Limitations & Future Work

  • Compute constraints: Due to academic compute limitations, only ViT-small was tested. The paper's own scaling experiments show that ViT-large can yield an additional 10% improvement—larger-scale training remains an open opportunity.
  • BoC discards cross-channel information: Although practical, the BoC strategy ignores biological co-localization information across channels (e.g., spatial relationships between DAPI and phalloidin). Future work should explore methods for effectively leveraging cross-channel information under SSL.
  • Metadata noise: Despite extensive annotation efforts, metadata still contains noise, which degrades weakly supervised learning performance.
  • Long-tail distribution unresolved: Channel combination distributions are extremely long-tailed (Figure 4b)—certain channels appear in only a small number of studies, and the representation quality of the model for such rare channels remains unknown.
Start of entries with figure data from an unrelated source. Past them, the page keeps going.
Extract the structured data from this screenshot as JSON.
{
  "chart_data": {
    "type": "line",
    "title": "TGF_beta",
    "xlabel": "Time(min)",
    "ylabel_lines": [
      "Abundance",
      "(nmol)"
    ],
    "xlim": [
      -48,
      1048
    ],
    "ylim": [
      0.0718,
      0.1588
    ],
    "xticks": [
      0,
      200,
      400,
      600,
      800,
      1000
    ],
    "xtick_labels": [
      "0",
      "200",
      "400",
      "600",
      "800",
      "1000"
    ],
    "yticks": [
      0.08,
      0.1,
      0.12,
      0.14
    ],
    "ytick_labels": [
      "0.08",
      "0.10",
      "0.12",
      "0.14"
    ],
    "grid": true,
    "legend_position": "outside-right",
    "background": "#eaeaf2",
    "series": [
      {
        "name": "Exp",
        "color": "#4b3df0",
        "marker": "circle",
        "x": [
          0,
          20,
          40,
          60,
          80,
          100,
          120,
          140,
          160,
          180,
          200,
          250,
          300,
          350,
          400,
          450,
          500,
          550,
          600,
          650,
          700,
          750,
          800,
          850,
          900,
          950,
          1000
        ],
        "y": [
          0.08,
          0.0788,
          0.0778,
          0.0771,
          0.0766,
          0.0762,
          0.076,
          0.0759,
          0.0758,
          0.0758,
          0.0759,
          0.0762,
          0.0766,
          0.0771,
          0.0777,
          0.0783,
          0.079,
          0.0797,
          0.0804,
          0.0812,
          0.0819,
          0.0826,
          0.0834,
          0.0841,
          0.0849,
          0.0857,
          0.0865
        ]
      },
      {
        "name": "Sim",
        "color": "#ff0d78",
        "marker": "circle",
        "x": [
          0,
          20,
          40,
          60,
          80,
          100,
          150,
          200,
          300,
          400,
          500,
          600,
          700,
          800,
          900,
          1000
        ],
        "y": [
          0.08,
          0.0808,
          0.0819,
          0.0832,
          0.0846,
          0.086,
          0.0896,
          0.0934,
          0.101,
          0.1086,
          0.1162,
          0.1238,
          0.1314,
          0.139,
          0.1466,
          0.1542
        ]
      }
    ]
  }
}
  • vs. IDRCell100k: Both datasets draw from a similar number of sources (79 vs. 75), but CHAMMI-75 contains 30× more images and higher curation quality. A BoC model trained on IDRCell100k consistently underperforms one trained on CHAMMI-75, confirming the value of data quality and scale.
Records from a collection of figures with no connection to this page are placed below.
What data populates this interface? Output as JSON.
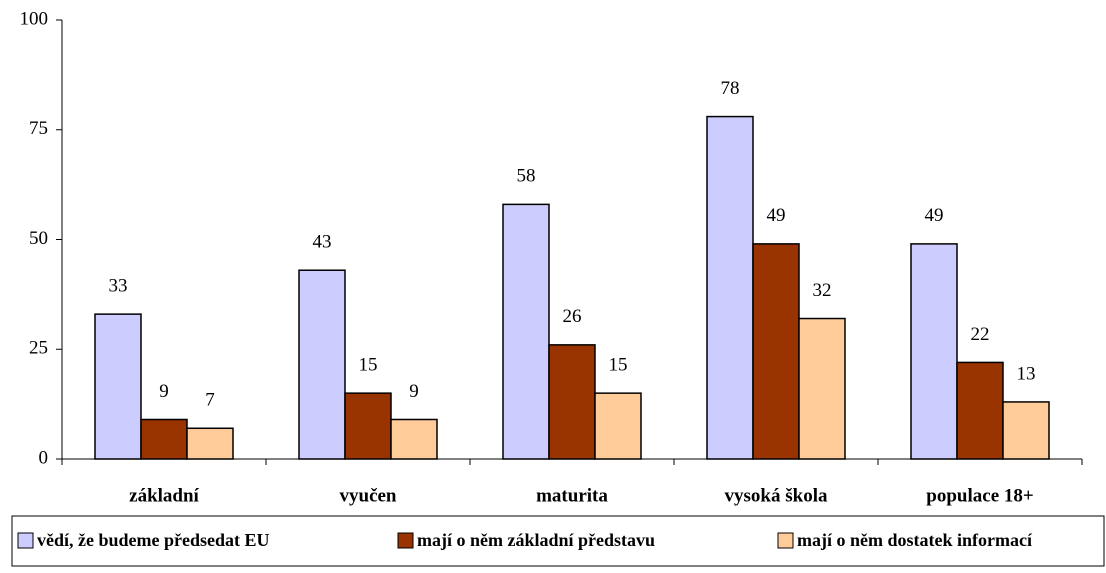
{
  "chart_data": {
    "type": "bar",
    "categories": [
      "základní",
      "vyučen",
      "maturita",
      "vysoká škola",
      "populace 18+"
    ],
    "series": [
      {
        "name": "vědí, že budeme předsedat EU",
        "color": "#ccccff",
        "values": [
          33,
          43,
          58,
          78,
          49
        ]
      },
      {
        "name": "mají o něm základní představu",
        "color": "#993300",
        "values": [
          9,
          15,
          26,
          49,
          22
        ]
      },
      {
        "name": "mají o něm dostatek informací",
        "color": "#ffcc99",
        "values": [
          7,
          9,
          15,
          32,
          13
        ]
      }
    ],
    "ylim": [
      0,
      100
    ],
    "yticks": [
      0,
      25,
      50,
      75,
      100
    ],
    "legend": "bottom"
  }
}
  • vs. SubCell: SubCell employs weakly supervised learning, a larger model, and manually curated channel combinations to achieve top performance on some tasks. However, in generalization scenarios (novel channels, novel domains), the SSL small model trained on CHAMMI-75 leads by a large margin—demonstrating that diverse training data is the foundation of generalization.
  • Analogy to ImageNet/LAION: Just as ImageNet drove transformative advances in natural image understanding, CHAMMI-75 has the potential to become the "ImageNet" of microscopy imaging—systematic data engineering driving model breakthroughs.

Rating

  • Novelty: ⭐⭐⭐⭐ In-depth dataset construction and multi-factor ablation analysis, though methodologically primarily builds on existing techniques (DINO + BoC).
  • Experimental Thoroughness: ⭐⭐⭐⭐⭐ Extremely comprehensive: 7 benchmarks, 6-factor ablation, 3-dimensional scaling experiments, and BoC vs. MCA comparison.
  • Writing Quality: ⭐⭐⭐⭐⭐ Dataset motivation, construction process, and experimental design are all clearly presented with rich figures and tables.
  • Value: ⭐⭐⭐⭐⭐ Pioneering contribution to the biological imaging foundation model field; dataset, code, and model are all fully open-sourced.